The mysteries include the mummy with modern dental work at the Municipal Museum, the theft of the 12th of November (you read that correctly), the 7:27 a.m. train that always runs a minute late, a defunct carnival, dream infiltration, a casino where sleepwalkers gamble with alarm clocks, and a man who has died 3 times. How they are related to the missing Travis Sivart, the murdered Watcher, a recently-resurfaced magician, the menacing, formerly-conjoined twins who drive the steam-powered carriage, and the museum cleaner who wrote the titular "Manual of Detection" makes up the meat of the story.
And what a story. Again, lots of fun, but I confess at times I allowed my attention to wander largely, I think, because of the flat prose style. It's necessary for the key plot point, the dream infiltration reminiscent of Inception, but until you understand that, keep the background music off and eliminate external distractions so that you can focus on the narrative.
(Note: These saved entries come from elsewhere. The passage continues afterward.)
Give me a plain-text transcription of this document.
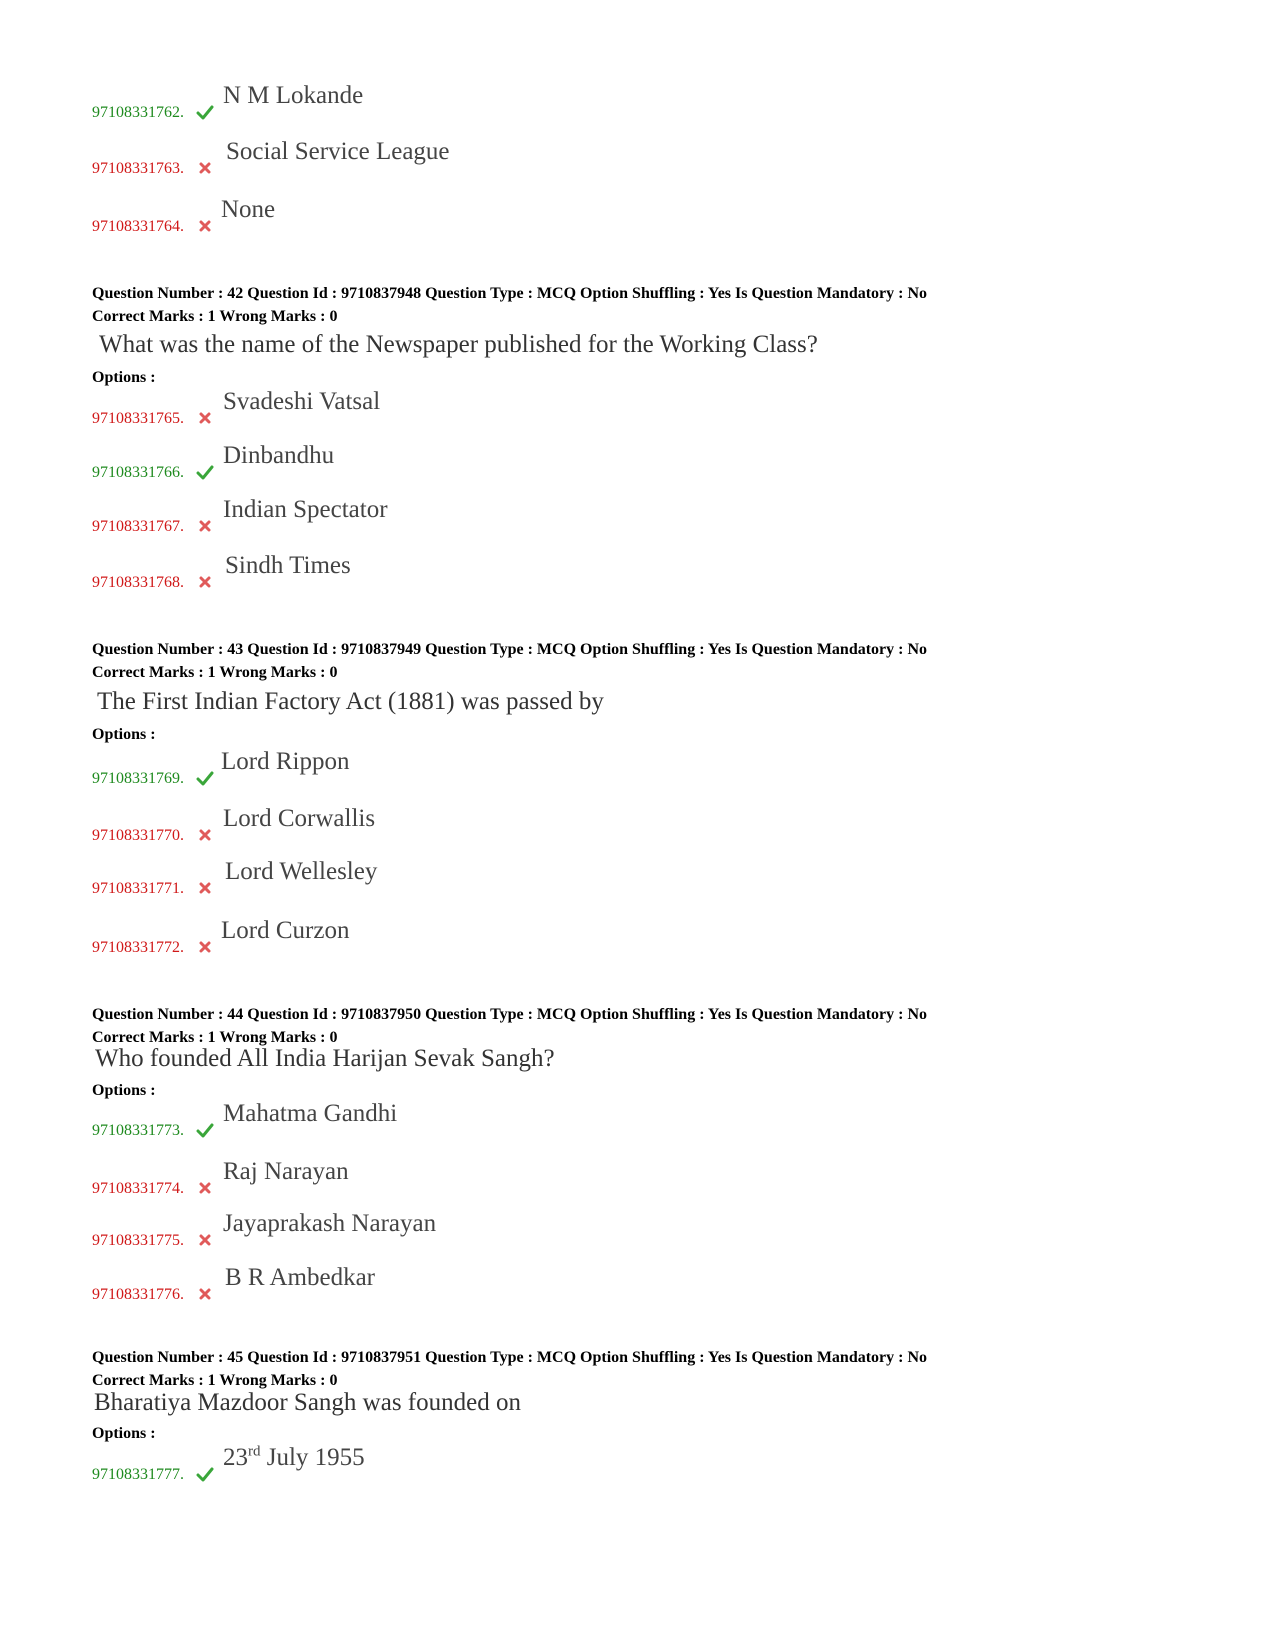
97108331762.
N M Lokande
97108331763.
Social Service League
97108331764.
None
Question Number : 42 Question Id : 9710837948 Question Type : MCQ Option Shuffling : Yes Is Question Mandatory : No
Correct Marks : 1 Wrong Marks : 0
What was the name of the Newspaper published for the Working Class?
Options :
97108331765.
Svadeshi Vatsal
97108331766.
Dinbandhu
97108331767.
Indian Spectator
97108331768.
Sindh Times
Question Number : 43 Question Id : 9710837949 Question Type : MCQ Option Shuffling : Yes Is Question Mandatory : No
Correct Marks : 1 Wrong Marks : 0
The First Indian Factory Act (1881) was passed by
Options :
97108331769.
Lord Rippon
97108331770.
Lord Corwallis
97108331771.
Lord Wellesley
97108331772.
Lord Curzon
Question Number : 44 Question Id : 9710837950 Question Type : MCQ Option Shuffling : Yes Is Question Mandatory : No
Correct Marks : 1 Wrong Marks : 0
Who founded All India Harijan Sevak Sangh?
Options :
97108331773.
Mahatma Gandhi
97108331774.
Raj Narayan
97108331775.
Jayaprakash Narayan
97108331776.
B R Ambedkar
Question Number : 45 Question Id : 9710837951 Question Type : MCQ Option Shuffling : Yes Is Question Mandatory : No
Correct Marks : 1 Wrong Marks : 0
Bharatiya Mazdoor Sangh was founded on
Options :
97108331777.
23rd July 1955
Once the pieces start falling into place, the pace accelerates and, again like in a classic detective novel, the good, the bad and the ambiguous all meet their various rewards. Plot twists, big reveals, character reversals, and comeuppances abound. It seems like we're back on traditional ground, but it's all clever parody, subversion, and (God help me) deconstruction. The book leaves us with a number of questions about the surveillance and control, the illusions we trade for reality, and what it means to be "awake". It's not for everyone, and, judging by some other reviews, a lot of readers couldn't/didn't finish it. But if you are looking for something subversive, original, a little confusing, and, yes, fun, give it a go. You might just enjoy yourself.